SYDNEY, Monday June 25, 2018: The decision to exempt charities from registration requirements for the Foreign Influence Transparency Scheme (FITS) Bill was a win for the environment, compassion and good sense, 350.org Australia said today.
The Parliamentary Joint Committee on Intelligence and Security (PJCIS) has recommended in a report tabled to parliament today that civil society work of charities, arts organisations and industrial associations should be exempted from registration requirements of the Foreign Influence Transparency Scheme Bill.
“In its previous form, charities like 350.org Australia, PEW Environment Group, Caritas, World Vision, Amnesty and Environment Justice Australia would have suffered as collateral damage in the Federal Government’s bid to stop foreign agents’ influence on Australian politics,” said Blair Palese, 350.org Australia CEO.
“This bipartisan recommendation will mean charities are free of what would have been severe restrictions on their day-to-day work.”
“Australia relies on charities to fill the gaps where the government will not or can not act – for the environment, for human dignity, equality, and more.

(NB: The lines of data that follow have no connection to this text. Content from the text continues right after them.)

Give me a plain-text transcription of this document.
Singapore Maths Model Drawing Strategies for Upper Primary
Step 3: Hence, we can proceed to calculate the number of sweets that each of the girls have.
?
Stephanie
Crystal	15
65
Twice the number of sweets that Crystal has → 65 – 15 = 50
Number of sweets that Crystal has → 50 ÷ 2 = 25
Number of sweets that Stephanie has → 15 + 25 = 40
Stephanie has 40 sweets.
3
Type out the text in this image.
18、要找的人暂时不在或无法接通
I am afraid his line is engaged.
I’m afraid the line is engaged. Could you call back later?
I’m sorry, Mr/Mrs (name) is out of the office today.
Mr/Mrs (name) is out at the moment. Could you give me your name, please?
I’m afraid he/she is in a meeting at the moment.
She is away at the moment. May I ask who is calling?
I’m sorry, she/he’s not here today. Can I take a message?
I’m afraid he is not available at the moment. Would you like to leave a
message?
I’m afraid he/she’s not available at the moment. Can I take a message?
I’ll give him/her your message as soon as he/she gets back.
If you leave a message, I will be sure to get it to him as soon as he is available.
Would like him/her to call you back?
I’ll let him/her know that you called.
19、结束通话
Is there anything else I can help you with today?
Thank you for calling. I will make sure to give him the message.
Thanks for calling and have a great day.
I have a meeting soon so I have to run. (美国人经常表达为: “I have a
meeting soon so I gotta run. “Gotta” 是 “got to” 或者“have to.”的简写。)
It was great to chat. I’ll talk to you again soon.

This is an important acknowledgement of the role charities play, and the need for them to be able to freely advocate and challenge the government to bring about a better society.”
350.org is part of the Hands Off Our Charities alliance, which recognises the need for efforts to prevent foreign interference in Australian politics, but argues that the process for developing the government’s foreign influence package has been deeply flawed.
“We are relieved at the recommendations from the Committee and look forward to their full implementation in this Bill. However, the Hands Off Our Charities alliance is still concerned about the related Espionage Bill that we believe is being rushed through Parliament. Efforts to protect Australian democracy from covert foreign interference should not damage our democracy and put the good work of Australia’s charities and not-for-profits at risk,” Palese said.